EXPERIMENTAL RESEARCH ON DURABLE AND SEISMIC-RESILIENT CONCRETE BRIDGES WITH USE OF NOVEL MATERIALS

Concrete is the 2^nd most consumed material in the world after water. Concrete is used twice as much in construction as all other building materials combined. Conventional concrete is made of cement, coarse aggregates (gravel), fine aggregates (sand), water, and air. Moreover, conventional concrete structures are reinforced with steel rebars. A typical service life for conventional reinforced concrete (RC) structures is between 50-75 years. Noting this service life, conventional materials (steel and concrete) used for the construction of civil and critical infrastructures (e.g., bridges, buildings, containment facilities, etc.) bring in the issues such as corrosion which compromises the structural performance of the system. Besides structural performance, the system must have good durability, which is defined as the ability to withstand damaging effects of the environment without noticeable deterioration over the service life of the structure.

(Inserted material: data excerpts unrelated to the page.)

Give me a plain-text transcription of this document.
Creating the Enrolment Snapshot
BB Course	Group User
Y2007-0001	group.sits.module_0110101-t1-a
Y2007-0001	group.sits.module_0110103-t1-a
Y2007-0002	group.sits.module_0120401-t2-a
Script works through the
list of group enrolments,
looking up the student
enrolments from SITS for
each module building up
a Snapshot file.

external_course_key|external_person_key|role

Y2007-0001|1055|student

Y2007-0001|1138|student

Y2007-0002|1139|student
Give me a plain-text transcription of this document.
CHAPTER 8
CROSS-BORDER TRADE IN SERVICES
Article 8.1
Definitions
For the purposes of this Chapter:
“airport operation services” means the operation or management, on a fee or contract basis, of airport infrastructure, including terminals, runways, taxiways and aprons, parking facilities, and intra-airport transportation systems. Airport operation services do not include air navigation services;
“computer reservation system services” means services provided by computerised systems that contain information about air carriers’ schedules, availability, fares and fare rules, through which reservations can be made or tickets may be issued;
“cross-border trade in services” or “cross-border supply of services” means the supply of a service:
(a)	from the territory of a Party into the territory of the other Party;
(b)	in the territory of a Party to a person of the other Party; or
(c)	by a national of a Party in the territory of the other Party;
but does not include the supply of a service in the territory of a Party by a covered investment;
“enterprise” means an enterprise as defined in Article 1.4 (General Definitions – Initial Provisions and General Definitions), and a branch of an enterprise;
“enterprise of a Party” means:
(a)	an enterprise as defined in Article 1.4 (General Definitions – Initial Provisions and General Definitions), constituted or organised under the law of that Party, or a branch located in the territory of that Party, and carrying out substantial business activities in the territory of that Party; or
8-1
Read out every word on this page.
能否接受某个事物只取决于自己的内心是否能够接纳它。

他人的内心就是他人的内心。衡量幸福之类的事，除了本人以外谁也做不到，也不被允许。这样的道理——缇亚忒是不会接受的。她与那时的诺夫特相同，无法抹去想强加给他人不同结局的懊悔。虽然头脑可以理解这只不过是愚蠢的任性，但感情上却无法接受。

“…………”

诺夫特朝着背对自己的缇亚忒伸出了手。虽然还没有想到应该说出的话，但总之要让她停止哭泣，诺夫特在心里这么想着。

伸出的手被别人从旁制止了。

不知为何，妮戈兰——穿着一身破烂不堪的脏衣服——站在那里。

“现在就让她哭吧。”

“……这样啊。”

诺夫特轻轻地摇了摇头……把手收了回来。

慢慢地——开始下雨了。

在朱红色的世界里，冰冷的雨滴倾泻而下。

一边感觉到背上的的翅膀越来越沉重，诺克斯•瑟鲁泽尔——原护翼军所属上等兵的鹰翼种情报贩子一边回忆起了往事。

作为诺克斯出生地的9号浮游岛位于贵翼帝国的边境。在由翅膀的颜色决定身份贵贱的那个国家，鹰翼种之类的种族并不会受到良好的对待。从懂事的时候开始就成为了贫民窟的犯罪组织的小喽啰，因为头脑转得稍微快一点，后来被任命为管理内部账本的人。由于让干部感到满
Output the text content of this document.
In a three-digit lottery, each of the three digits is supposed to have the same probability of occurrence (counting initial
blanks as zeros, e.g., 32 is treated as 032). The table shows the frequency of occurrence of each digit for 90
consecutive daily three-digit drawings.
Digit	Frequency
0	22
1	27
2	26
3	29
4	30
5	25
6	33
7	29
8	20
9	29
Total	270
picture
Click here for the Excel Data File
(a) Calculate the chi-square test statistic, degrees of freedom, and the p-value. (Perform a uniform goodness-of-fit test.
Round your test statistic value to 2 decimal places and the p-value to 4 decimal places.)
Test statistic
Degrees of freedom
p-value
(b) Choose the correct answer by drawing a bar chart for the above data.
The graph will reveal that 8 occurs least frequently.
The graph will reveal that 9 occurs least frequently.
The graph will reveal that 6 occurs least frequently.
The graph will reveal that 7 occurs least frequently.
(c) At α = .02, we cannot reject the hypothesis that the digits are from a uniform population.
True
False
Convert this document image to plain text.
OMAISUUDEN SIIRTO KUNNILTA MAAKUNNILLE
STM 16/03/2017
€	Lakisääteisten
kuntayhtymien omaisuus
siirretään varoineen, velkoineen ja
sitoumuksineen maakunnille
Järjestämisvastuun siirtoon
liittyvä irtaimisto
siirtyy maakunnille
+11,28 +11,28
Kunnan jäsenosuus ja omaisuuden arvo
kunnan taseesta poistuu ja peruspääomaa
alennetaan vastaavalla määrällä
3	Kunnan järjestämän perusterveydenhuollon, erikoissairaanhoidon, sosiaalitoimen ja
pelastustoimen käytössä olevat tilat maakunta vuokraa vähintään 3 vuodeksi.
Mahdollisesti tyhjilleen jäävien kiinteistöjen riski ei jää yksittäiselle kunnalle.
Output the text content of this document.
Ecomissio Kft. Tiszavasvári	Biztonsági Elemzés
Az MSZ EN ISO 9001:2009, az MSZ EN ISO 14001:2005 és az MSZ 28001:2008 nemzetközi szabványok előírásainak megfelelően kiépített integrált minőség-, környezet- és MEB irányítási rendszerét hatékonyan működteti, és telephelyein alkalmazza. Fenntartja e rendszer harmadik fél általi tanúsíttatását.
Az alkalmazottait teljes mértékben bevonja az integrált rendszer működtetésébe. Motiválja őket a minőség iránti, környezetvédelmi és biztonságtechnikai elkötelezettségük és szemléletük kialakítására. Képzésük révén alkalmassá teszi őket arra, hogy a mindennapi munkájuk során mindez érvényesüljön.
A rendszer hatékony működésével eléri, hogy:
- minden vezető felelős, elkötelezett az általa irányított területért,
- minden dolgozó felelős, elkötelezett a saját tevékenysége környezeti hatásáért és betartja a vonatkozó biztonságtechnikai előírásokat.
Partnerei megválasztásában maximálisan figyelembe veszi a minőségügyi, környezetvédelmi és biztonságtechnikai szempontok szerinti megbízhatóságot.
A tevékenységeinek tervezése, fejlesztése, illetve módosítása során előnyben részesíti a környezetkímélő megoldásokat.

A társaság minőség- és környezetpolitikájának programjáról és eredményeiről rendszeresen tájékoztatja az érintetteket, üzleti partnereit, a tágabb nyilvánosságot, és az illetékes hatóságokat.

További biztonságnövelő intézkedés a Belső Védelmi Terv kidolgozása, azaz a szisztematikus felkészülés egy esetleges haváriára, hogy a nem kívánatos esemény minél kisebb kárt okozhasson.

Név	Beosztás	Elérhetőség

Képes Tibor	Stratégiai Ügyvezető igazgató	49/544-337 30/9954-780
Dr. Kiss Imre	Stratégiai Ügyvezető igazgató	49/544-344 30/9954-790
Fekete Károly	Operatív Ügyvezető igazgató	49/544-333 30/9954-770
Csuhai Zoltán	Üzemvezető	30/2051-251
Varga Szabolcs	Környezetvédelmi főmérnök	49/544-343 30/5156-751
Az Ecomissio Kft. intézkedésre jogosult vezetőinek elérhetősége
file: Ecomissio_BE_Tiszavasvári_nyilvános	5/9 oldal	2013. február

This paper presents the main characteristics of the novel construction concept of Titanium Alloy Bars Reinforced with Ultra-High Performance Concrete (TARUHPC). In addition, the paper reports experimental research to evaluate the basic mechanical behavior and structural performance of TARUHPC structures. Two main aspects are highlighted in this experimental research: a) the bond behavior between titanium alloy bars (TiABs) and ultra-high performance concrete (UHPC), and b) the cyclic behavior of TARUHPC bridge piers concept to evaluate their seismic performance. The results from the experimental testing are then compared against conventional RC specimens, showing that improved seismic behavior can be achieved with novel materials. The solution, i.e., TARUHPC concept aims to obtain a practical solution for new bridge construction offering huge advantages such as ductility, environmental durability, earthquake resiliency, cost-effectiveness (in terms of life-cycle cost), and the potential of revolutionizing future construction.